The Residential Tenancy Act (RTA) clarifies that shelters and transitional housing do not fall under the Act. While permanent supportive housing does, residents of new (and existing) supportive housing developments are often required to sign “program agreements” rather than “tenancy agreements”. Housing providers argue that these agreements trump the RTA forcing residents to fight their landlords in court or without key mechanisms to hold their landlords accountable. We are deeply concerned about this move toward institutionalizing and medicalizing affordable housing. Every renter must look at this situation and recognize that our governments are refusing to address the injustices in our housing system. Instead, they are creating the modern equivalent of the Victorian-era poor house. Stripped of the basic dignities of citizenship, those left behind by the quest for more and greater profit will be further pathologized, scrutinized, and warehoused to protect the profits and aesthetic sensibilities of the wealthy and powerful. This is not housing or a solution to homelessness.

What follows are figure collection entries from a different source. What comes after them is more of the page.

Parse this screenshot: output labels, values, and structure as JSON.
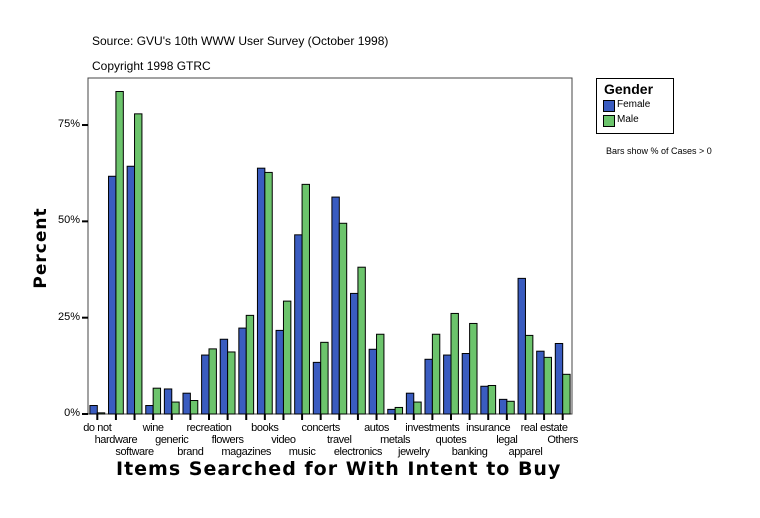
{
  "header": {
    "source": "Source: GVU's 10th WWW User Survey (October 1998)",
    "copyright": "Copyright 1998 GTRC"
  },
  "note": "Bars show % of Cases > 0",
  "chart_data": {
    "type": "bar",
    "xlabel": "Items Searched for With Intent to Buy",
    "ylabel": "Percent",
    "ylim": [
      0,
      87.5
    ],
    "yticks": [
      0,
      25,
      50,
      75
    ],
    "ytick_labels": [
      "0%",
      "25%",
      "50%",
      "75%"
    ],
    "legend": {
      "title": "Gender",
      "placement": "right"
    },
    "categories": [
      "do not",
      "hardware",
      "software",
      "wine",
      "generic",
      "brand",
      "recreation",
      "flowers",
      "magazines",
      "books",
      "video",
      "music",
      "concerts",
      "travel",
      "electronics",
      "autos",
      "metals",
      "jewelry",
      "investments",
      "quotes",
      "banking",
      "insurance",
      "legal",
      "apparel",
      "real estate",
      "Others"
    ],
    "series": [
      {
        "name": "Female",
        "color": "#3a5cc0",
        "values": [
          2.2,
          61.7,
          64.3,
          2.2,
          6.5,
          5.4,
          15.3,
          19.4,
          22.3,
          63.8,
          21.7,
          46.5,
          13.4,
          56.3,
          31.3,
          16.8,
          1.2,
          5.4,
          14.2,
          15.3,
          15.7,
          7.2,
          3.8,
          35.2,
          16.3,
          18.3
        ]
      },
      {
        "name": "Male",
        "color": "#6cc46c",
        "values": [
          0.3,
          83.7,
          77.9,
          6.7,
          3.1,
          3.5,
          16.9,
          16.1,
          25.6,
          62.7,
          29.3,
          59.6,
          18.6,
          49.5,
          38.1,
          20.7,
          1.7,
          3.1,
          20.7,
          26.1,
          23.5,
          7.4,
          3.3,
          20.4,
          14.7,
          10.3
        ]
      }
    ]
  }
}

VTAG calls on both the City and Province to halt evictions from the City’s parks. We demand that our governments develop plans to address the root causes of homelessness and desist from coercive efforts to displace the unhoused into a flawed, patchwork system. As people who don’t own their homes, we are in solidarity with unhoused people and call for affordable, adequate, accessible, and autonomous housing for all. We call on governments to 1) halt all displacement efforts and allow people to “shelter in place” 24/7 during the pandemic and beyond; 2) commit to affordable, adequate, accessible, and autonomous housing for all.